Masters student Yue Zhao worked with Gaurav Sharma, professor of electrical and computer engineering who is also the editor-in-chief for IEEE Transactions on Image Processing. The goal: create a model that could compare key words from a submitted paper, with key words from a corpus of previous papers of potential reviewers, to find suitable reviewers with expertise in the topic area. Zhao used the Latent Dirichlet Allocation (LDA) Model and Bag of Word Model to identify key words that could match papers with similar topics.
‘A fantastic experience for us’
In addition to giving students experience with “messy” data, and applying computational models to real-world problems, the capstone projects reinforce the importance of teamwork.
“You have to pay attention to how you’re designating tasks,” says Anya Khalid, who worked with three other seniors on a better security system for the image collections of VisualDX. The company offers access to medical images spanning the full spectrum of human disease to aid in educating medical students and practitioners and to aid in diagnosis.
Khalid and her team succeeded in developing new security features the company was able to implement.
Partnering with students on capstone projects gives companies an extra resource in tackling thorny data science challenges.
“I think without question this has been a fantastic experience for us,” said Luke Guerrero ’05, executive vice president of technology at Brand Networks, after hearing Trudeau, Kolodny, and Vombatkere summarize their project.
“They came onto our site every week, they were highly engaged, and this is further than we’ve seen anyone get with this problem,” Guerrero said. “The students have really helped us push this forward.”
How capstones are organized
Capstone projects are a culmination of the work students do for both bachelors and master’s degrees at the Goergen Institute for Data Science.

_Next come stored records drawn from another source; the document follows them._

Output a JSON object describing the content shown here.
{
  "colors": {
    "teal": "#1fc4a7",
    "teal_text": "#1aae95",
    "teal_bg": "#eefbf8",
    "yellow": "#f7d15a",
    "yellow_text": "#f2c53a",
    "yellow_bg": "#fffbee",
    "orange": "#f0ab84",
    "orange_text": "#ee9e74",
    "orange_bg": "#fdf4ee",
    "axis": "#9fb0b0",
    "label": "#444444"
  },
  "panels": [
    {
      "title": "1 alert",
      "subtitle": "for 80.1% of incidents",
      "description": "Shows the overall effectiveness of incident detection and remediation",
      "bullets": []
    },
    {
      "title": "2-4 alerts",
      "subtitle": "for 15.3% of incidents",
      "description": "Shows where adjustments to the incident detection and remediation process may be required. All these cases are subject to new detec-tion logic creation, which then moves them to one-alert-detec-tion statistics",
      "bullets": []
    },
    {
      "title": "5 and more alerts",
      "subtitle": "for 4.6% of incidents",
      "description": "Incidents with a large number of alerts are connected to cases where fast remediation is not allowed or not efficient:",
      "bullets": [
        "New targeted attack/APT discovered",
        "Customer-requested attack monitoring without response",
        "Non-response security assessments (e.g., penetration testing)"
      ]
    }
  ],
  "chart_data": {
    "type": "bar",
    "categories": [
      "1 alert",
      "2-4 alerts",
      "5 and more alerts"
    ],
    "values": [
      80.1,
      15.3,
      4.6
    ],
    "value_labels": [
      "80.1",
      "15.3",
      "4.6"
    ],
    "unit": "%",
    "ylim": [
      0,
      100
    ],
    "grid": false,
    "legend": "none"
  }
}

The projects enable students to apply what they’ve learned in the classroom to “real-world” challenges, working in partnership with sponsoring companies and other outside organizations.
During a semester-long course, students are organized in teams of 3 to 4, and follow this timeline:
Week 1-2: Students attend classes and lectures on project management concepts, data science lifecycle concepts, data visualization, and a review of data cleaning.
Week 3-4: Representatives of companies and other organizations present their projects to students. Students are assigned to projects based on their ranking of preferences, but also on the individual skills they can bring to a project.
Week 5-10: Students work on their project, directly communicating weekly or biweekly with company sponsors.
Week 11-12: Students give final presentations, then provide code and write up individual final reports, which, for undergraduates, also satisfy an upper level writing requirement.